Move to close such schools postponed due to polls: official

With just about two weeks to go before the next academic year commences, parents have expressed concern over the lack of information on the closure of unrecognised private schools in the city.

The Department of School Education closed 30 primary and nursery schools here on June 10 last year when they re-opened after summer holidays over the recognition issue. This lead to public protests by parents who questioned the department as to why they did not close them down earlier, thereby giving time to get their children admitted in other schools.

A parent, who sought anonymity, says his son was admitted in LKG in a private school that was initially ordered to be closed down last year. However, the school managed to obtain temporary recognition and kept running for the entire year.

Claiming that it has sorted out the recognition issue, the school is conducting admissions and has asked parents to pay the fees for next academic year soon.

However, the management refuses to divulge anymore information on this issue and says the school will re-open on June 2.

To avoid confusion, the department initially planned to close down schools lacking recognition on April 22, the final day of the last academic year. It had stated that 56 schools lacking recognition had been identified in Coimbatore and would be closed down. However, it never announced the list of private schools leaving parents in the lurch, he adds.

A senior official from the Department says the move to close these schools was postponed due to elections and Model Code of Conduct taking effect.
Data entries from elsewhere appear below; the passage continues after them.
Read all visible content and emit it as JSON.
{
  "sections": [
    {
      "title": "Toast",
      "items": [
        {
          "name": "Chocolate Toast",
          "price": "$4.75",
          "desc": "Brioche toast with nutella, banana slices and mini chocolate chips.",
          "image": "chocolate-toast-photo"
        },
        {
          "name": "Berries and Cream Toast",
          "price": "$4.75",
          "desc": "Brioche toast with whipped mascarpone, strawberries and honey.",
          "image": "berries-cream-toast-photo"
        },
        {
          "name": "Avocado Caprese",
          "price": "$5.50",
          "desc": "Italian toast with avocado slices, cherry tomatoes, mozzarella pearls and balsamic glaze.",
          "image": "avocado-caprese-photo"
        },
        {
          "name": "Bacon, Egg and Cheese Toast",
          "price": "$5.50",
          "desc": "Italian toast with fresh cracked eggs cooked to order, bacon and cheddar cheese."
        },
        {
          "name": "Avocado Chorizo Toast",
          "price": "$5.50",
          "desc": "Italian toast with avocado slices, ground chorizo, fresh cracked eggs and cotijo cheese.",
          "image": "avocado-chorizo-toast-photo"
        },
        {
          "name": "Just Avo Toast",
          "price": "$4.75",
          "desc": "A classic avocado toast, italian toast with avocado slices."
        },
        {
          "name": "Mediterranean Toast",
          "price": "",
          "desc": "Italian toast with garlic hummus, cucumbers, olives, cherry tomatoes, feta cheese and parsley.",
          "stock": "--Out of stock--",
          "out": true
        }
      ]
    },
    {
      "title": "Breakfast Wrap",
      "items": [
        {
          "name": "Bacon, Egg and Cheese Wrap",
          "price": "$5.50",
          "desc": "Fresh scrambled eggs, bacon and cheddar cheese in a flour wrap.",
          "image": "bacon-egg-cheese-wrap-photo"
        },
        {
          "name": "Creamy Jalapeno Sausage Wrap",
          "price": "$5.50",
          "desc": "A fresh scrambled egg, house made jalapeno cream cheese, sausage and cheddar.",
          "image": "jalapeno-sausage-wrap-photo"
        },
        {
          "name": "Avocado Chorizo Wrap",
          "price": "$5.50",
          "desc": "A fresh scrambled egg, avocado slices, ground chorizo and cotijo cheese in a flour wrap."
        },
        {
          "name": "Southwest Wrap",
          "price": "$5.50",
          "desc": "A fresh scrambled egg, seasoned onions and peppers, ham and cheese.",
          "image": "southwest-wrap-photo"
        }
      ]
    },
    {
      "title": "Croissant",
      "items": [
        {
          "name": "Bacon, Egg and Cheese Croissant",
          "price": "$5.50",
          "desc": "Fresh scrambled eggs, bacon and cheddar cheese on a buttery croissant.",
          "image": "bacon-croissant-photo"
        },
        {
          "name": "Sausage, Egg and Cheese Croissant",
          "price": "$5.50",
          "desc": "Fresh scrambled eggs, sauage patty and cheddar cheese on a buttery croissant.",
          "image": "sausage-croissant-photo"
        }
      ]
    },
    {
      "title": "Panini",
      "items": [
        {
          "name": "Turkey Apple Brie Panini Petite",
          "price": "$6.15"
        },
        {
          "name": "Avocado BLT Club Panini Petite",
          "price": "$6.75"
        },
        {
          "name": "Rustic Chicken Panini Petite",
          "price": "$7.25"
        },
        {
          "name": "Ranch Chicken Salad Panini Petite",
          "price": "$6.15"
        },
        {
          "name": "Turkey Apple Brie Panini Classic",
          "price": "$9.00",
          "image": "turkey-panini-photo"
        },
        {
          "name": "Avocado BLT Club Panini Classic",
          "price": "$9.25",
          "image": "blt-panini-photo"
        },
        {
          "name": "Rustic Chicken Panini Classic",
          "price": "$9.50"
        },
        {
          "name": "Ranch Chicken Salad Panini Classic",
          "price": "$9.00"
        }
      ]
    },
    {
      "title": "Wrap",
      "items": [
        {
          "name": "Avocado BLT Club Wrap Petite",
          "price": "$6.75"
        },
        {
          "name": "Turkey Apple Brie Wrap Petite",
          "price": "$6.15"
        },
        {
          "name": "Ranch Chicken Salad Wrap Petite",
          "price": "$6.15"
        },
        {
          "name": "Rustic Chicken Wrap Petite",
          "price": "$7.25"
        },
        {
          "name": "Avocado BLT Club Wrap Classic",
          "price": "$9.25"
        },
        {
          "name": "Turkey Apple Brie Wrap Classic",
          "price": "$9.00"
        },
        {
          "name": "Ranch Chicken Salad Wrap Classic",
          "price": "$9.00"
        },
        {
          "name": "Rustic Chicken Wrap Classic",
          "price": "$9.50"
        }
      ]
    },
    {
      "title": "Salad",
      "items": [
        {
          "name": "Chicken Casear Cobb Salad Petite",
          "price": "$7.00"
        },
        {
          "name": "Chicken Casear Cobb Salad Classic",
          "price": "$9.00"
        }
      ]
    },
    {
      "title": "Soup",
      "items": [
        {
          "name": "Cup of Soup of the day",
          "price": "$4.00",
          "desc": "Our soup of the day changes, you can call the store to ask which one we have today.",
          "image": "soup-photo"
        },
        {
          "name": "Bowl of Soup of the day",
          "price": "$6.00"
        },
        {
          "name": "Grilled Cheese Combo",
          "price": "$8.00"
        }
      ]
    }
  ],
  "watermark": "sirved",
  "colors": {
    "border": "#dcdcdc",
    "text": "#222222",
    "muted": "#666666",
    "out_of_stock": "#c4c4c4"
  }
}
A decision on closure of schools can be taken only with concurrence of the district administration, which will not take any major decision till such time the Code remained in effect, the official adds.


All Private Schools Welfare Association State president Maya Devi Shankar says the department must accord priority to closing down private schools that are either unrecognised or have not renewed their recognition.

Students going out from such schools face problems over their Transfer Certificates. Even though schools are barred from asking for TC till class VIII, most of them do. They also refuse to accept students coming from unrecognised schools, she adds.